In Mr. Dager’s view, the physical barriers to becoming an e-sports athlete are far lower than for conventional sports. He lists fingers and a brain as the primary tools people need to get started. What most people lack, he said, is a singular focus on games, a willingness to clear away all other distractions.

His obsession with video games was a sore point with Mr. Dager’s parents during his teenage years, as it was for the parents of many top gamers.

“I, and many players like me, sacrificed everything,” said Mr. Dager, who is almost a senior in college but is not attending school now. “We gave up on sports and friends and school just so we can play more.”

Mr. Dager’s income was meager last year, amounting to less than $20,000. But he estimates his income so far this year at more than $200,000.

He recently looked at a condominium to buy in Fort Wayne. His father, Joe Dager, said he was proud of his son’s success but uncertain about the longevity of his son’s career.

“There’s hardly a week that goes by when we don’t reiterate the fact that that’s all fine and good, but at some point you do have to make provisions to finish school,” his father said. “We say that, but I don’t know if Bill Gates’s parents are still saying that to him.”

Hopes for a Growth Cycle

Video

Are Video Games a Sport?

A look at e-sports, the fast-growing, lucrative world of professional competitive video gaming.

By Sean Patrick Farrell on Publish Date September 28, 2013. Photo by Max Whittaker for The New York Times. Watch in Times Video »

For the companies with a stake in the video game industry, the hope is that the huge audiences will attract more money from major marketers, which will in turn help elevate the production values of events.

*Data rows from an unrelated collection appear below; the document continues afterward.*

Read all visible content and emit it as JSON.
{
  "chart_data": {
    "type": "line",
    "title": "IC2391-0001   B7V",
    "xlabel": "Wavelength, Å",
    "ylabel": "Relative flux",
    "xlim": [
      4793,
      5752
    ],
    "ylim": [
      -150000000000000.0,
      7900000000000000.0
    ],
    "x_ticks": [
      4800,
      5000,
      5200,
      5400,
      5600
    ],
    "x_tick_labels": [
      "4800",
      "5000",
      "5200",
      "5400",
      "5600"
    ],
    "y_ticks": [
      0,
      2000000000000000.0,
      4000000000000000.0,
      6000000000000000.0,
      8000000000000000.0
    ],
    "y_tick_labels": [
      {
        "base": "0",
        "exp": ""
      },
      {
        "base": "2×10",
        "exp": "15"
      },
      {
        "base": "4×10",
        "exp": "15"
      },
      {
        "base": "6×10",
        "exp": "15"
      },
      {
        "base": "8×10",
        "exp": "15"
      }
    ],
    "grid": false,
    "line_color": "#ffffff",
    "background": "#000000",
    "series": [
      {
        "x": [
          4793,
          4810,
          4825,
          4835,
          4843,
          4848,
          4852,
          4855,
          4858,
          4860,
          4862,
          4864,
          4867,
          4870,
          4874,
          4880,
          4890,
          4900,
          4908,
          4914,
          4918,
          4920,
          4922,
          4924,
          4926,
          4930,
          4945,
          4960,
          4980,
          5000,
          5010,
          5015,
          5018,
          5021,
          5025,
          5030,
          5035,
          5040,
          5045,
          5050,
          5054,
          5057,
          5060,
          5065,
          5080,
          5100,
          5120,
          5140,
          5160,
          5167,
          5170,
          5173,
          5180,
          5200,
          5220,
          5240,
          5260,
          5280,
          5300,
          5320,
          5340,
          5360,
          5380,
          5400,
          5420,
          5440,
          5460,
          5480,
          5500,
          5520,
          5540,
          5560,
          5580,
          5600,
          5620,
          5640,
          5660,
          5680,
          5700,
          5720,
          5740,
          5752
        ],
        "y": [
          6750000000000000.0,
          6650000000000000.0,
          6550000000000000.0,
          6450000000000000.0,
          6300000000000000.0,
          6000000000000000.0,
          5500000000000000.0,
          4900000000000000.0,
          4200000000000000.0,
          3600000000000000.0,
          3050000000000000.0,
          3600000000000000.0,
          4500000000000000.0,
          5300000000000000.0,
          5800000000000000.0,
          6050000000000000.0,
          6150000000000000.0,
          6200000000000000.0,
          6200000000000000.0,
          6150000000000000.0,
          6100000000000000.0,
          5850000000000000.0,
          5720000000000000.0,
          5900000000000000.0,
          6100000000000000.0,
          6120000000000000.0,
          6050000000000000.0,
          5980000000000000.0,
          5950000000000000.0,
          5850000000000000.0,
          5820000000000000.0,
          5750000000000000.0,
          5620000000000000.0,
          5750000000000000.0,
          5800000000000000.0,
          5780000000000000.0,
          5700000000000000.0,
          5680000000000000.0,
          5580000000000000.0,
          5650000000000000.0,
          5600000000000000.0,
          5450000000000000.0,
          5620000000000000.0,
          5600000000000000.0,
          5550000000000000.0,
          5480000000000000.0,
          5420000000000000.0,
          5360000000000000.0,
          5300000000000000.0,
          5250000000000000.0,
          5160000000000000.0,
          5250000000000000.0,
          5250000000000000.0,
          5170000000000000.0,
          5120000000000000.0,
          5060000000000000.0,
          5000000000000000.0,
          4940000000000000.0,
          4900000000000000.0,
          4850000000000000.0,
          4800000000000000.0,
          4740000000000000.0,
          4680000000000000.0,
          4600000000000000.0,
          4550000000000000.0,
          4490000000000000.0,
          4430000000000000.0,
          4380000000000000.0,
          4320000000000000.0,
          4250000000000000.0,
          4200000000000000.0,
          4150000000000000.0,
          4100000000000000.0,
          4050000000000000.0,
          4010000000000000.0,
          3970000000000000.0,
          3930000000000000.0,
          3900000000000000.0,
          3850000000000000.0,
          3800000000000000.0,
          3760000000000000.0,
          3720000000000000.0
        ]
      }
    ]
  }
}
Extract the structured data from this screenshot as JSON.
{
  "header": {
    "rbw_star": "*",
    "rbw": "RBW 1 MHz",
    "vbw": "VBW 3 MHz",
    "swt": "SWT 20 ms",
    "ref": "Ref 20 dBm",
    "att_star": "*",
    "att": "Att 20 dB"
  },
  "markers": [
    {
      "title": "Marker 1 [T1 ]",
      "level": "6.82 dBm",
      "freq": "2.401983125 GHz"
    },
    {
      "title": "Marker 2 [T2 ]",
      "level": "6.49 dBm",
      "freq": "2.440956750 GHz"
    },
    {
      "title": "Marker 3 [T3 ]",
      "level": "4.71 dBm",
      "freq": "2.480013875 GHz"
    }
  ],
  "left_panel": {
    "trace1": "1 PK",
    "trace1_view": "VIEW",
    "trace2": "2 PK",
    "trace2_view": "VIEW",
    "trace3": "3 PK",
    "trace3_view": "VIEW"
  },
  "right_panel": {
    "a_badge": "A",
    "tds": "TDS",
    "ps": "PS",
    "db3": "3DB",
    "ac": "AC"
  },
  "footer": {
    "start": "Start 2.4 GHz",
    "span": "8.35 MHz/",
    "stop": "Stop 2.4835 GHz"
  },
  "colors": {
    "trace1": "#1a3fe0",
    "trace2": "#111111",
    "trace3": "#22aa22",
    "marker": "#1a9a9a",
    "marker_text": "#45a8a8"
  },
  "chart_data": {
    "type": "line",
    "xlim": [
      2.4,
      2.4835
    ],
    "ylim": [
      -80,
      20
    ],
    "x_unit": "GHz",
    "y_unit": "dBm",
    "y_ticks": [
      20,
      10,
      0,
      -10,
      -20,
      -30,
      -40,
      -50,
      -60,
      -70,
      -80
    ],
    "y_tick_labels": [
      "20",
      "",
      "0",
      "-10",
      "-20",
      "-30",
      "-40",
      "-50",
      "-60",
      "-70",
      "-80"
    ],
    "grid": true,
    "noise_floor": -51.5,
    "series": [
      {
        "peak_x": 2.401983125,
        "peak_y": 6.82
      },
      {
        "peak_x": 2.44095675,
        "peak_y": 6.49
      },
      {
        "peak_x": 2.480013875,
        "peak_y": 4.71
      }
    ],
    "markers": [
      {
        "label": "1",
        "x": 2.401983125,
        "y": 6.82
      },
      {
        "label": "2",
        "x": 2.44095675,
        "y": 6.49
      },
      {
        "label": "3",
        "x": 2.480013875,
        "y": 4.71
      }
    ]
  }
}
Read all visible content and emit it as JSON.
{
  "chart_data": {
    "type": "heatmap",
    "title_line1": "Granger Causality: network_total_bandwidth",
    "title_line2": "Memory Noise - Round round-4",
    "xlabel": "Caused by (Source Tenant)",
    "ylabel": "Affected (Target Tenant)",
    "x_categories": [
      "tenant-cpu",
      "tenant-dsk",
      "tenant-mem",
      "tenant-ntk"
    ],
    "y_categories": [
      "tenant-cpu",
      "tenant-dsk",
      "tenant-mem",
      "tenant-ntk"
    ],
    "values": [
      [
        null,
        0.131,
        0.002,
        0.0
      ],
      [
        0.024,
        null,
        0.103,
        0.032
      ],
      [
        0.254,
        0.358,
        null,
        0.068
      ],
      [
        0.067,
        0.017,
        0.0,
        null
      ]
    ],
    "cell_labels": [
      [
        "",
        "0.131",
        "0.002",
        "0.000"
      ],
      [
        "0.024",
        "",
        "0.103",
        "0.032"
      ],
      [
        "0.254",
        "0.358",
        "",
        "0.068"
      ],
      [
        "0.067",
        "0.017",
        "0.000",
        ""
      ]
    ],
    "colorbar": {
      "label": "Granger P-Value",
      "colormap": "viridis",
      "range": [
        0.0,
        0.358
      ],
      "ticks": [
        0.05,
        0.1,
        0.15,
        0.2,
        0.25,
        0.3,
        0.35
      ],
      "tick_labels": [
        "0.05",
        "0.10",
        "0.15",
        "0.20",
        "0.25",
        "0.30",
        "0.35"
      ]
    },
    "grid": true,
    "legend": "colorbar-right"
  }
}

Some of that is already happening. T-Mobile USA, the wireless carrier, sponsored Mr. Dager’s team at the Seattle tournament. Coca-Cola live-streamed a League of Legends tournament to theaters in Europe and features the likenesses of game characters on soda bottles in South Korea.

“Gaming isn’t the kind of platform it was when we were kids,” said Matt Wolf, 45, a veteran of the games business who now leads Coca-Cola’s efforts to explore investments in gaming. “It’s a major mass media platform that now has multiple forms of consumption.”

The draw for marketers is the audience: mostly employed men, 18 to 35 years old, a group that has become harder to reach with conventional TV advertisements. Major video game competitions and online streaming sites offer companies new ways to find them.

The idea among game companies is that the marketing dollars from outside companies offer a virtuous cycle. More marketing money leads to better production values, which in theory will lead to increased interest in gaming.

And the more people who become interested in gaming, the more money there will be to spend on the games.

“Now, because games are run as continuous services where people can spend money as they play along, the game companies have bigger incentives to engage and entertain people continuously,” said Peter Warman, chief executive of Newzoo, a research firm that has studied e-sports.

Still, for the cycle to continue, the industry will most likely need to overcome some long-held opinions on games and gamers — in particular, that the skills involved are inferior to conventional forms of athletic excellence. When ESPN2, the cable sports channel, ran a show about the Dota 2 tournament in July, Twitter was flooded with derogatory comments about e-sports being shown as a sport.

Mr. Lampkin of ESL said he wasn’t worried about such attitudes. The argument over whether professional gaming is a sport in the traditional sense, he said, is beside the point now.

“If you don’t want to call it athletics or sports, that doesn’t mean anything to me,” he said. “That doesn’t change the reality of the massive growth we’re seeing.”